7. Rewrite Procurement For Model And Cloud Risk
Vendor due diligence must cover more than uptime. Demand transparency on training data provenance, safety testing, and model update cadence. Require IP indemnification, prompt leak protections, data residency controls, and incident reporting SLAs. For open models, evaluate license terms, community health, and your capacity to patch and fine‑tune safely.
Create exit plans. Multi‑model routing and abstraction layers limit lock‑in and let you shift across providers or deploy on‑prem if economics or regulation change.
8. Move From Pilots To Production With ROI Proof
Endless proofs of concept are a trap. Prioritize use cases with measurable outcomes—faster case resolution, higher sales conversion, or fewer manual steps. GitHub reported developers completed coding tasks 55% faster with AI assistance; set similar baselines and run A/B tests to prove impact in your environment.

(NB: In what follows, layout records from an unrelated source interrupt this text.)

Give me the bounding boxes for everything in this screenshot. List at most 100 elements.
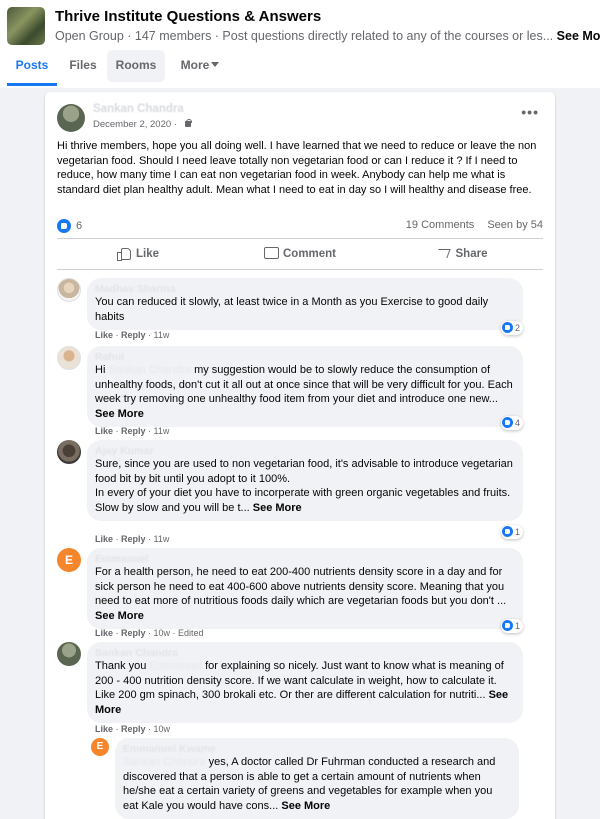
tab-files[interactable]: Files <box>63 50 103 82</box>
post-body: Hi thrive members, hope you all doing we… <box>57 140 537 196</box>
post-author-name[interactable]: Sankan Chandra <box>93 103 184 115</box>
comment-reaction-count: 1 <box>515 621 521 631</box>
comment-item: Rahul Hi Sankan Chandra my suggestion wo… <box>57 346 543 438</box>
comment-meta: Like · Reply · 10w · Edited <box>95 628 204 638</box>
tab-more[interactable]: More <box>170 50 230 82</box>
tab-posts[interactable]: Posts <box>7 50 57 86</box>
group-title[interactable]: Thrive Institute Questions & Answers <box>55 8 321 25</box>
share-arrow-icon <box>437 247 450 259</box>
post-action-bar: Like Comment Share <box>57 238 543 270</box>
post-date-text: December 2, 2020 · <box>93 119 180 130</box>
comment-item: E Emmanuel For a health person, he need … <box>57 548 543 640</box>
group-meta-text: Open Group · 147 members · Post question… <box>55 29 554 43</box>
comment-time[interactable]: 11w <box>154 534 170 544</box>
comment-like-link[interactable]: Like <box>95 330 113 340</box>
see-more-link[interactable]: See More <box>95 408 144 420</box>
commenter-name[interactable]: Sankan Chandra <box>95 648 513 659</box>
post-reaction-count: 6 <box>76 220 83 232</box>
comment-item: Madhav Sharma You can reduced it slowly,… <box>57 278 543 344</box>
mention-link[interactable]: Sankan Chandra <box>123 756 206 768</box>
comment-like-link[interactable]: Like <box>95 534 113 544</box>
comment-bubble: Emmanuel For a health person, he need to… <box>87 548 523 629</box>
like-button[interactable]: Like <box>57 239 219 269</box>
comment-reply-link[interactable]: Reply <box>121 534 146 544</box>
comment-meta: Like · Reply · 11w <box>95 426 170 436</box>
comment-reply-link[interactable]: Reply <box>121 628 146 638</box>
commenter-name[interactable]: Ajay Kumar <box>95 446 513 457</box>
comment-reaction-count: 2 <box>515 323 521 333</box>
see-more-link[interactable]: See More <box>95 610 144 622</box>
comment-like-link[interactable]: Like <box>95 628 113 638</box>
mention-link[interactable]: Sankan Chandra <box>108 364 191 376</box>
commenter-avatar[interactable] <box>57 346 81 370</box>
comment-time[interactable]: 10w <box>154 724 171 734</box>
seen-by-link[interactable]: Seen by 54 <box>487 219 543 231</box>
comment-bubble: Sankan Chandra Thank you Emmanuel for ex… <box>87 642 523 723</box>
comment-reply-link[interactable]: Reply <box>121 330 146 340</box>
comment-meta: Like · Reply · 10w <box>95 724 171 734</box>
comment-bubble: Rahul Hi Sankan Chandra my suggestion wo… <box>87 346 523 427</box>
more-options-icon[interactable]: ••• <box>521 104 539 120</box>
comment-bubble: Emmanuel Kwame Sankan Chandra yes, A doc… <box>115 738 519 819</box>
comment-reactions[interactable]: 2 <box>501 321 524 335</box>
tab-more-label: More <box>180 58 210 72</box>
commenter-name[interactable]: Rahul <box>95 352 513 363</box>
group-header: Thrive Institute Questions & Answers Ope… <box>0 0 600 88</box>
comment-greeting: Thank you <box>95 660 147 672</box>
comment-time[interactable]: 11w <box>154 426 170 436</box>
commenter-avatar[interactable] <box>57 642 81 666</box>
comment-item: Sankan Chandra Thank you Emmanuel for ex… <box>57 642 543 736</box>
comment-meta: Like · Reply · 11w <box>95 534 170 544</box>
comment-button-label: Comment <box>282 248 337 260</box>
comment-reactions[interactable]: 4 <box>501 416 524 430</box>
comment-text: You can reduced it slowly, at least twic… <box>95 296 489 323</box>
comment-reactions[interactable]: 1 <box>501 619 524 633</box>
comments-count-link[interactable]: 19 Comments <box>406 219 474 231</box>
comment-like-link[interactable]: Like <box>95 724 113 734</box>
group-see-more-link[interactable]: See Mo <box>557 29 600 43</box>
comment-button[interactable]: Comment <box>219 239 381 269</box>
comment-time[interactable]: 10w <box>154 628 171 638</box>
tab-rooms[interactable]: Rooms <box>107 50 165 82</box>
comment-bubble: Madhav Sharma You can reduced it slowly,… <box>87 278 523 330</box>
reply-item: E Emmanuel Kwame Sankan Chandra yes, A d… <box>91 738 543 819</box>
post-stats: 19 Comments Seen by 54 <box>396 219 543 231</box>
comment-reply-link[interactable]: Reply <box>121 426 146 436</box>
like-reaction-icon <box>502 620 513 631</box>
post-card: Sankan Chandra December 2, 2020 · ••• Hi… <box>45 92 555 819</box>
comment-reaction-count: 4 <box>515 418 521 428</box>
comment-text: Sure, since you are used to non vegetari… <box>95 458 513 514</box>
see-more-link[interactable]: See More <box>281 800 330 812</box>
like-reaction-icon <box>502 322 513 333</box>
like-button-label: Like <box>135 248 159 260</box>
lock-icon <box>184 119 192 128</box>
group-cover-thumbnail[interactable] <box>7 7 45 45</box>
share-button[interactable]: Share <box>381 239 543 269</box>
like-reaction-icon <box>57 219 71 233</box>
comment-time[interactable]: 11w <box>154 330 170 340</box>
mention-link[interactable]: Emmanuel <box>149 660 202 672</box>
post-date[interactable]: December 2, 2020 · <box>93 119 192 130</box>
commenter-name[interactable]: Madhav Sharma <box>95 284 513 295</box>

Design for human oversight and phased automation. Start with assistive workflows, then graduate to partial and full automation as confidence scores and evaluation metrics meet thresholds. Report benefits and risks side by side to earn stakeholder trust.
The bottom line: AI changes the operating model of IT. Update the playbook now—governance, data, security, observability, cost, people, procurement, and delivery—or risk chasing yesterday’s rules while your competitors industrialize tomorrow’s capabilities.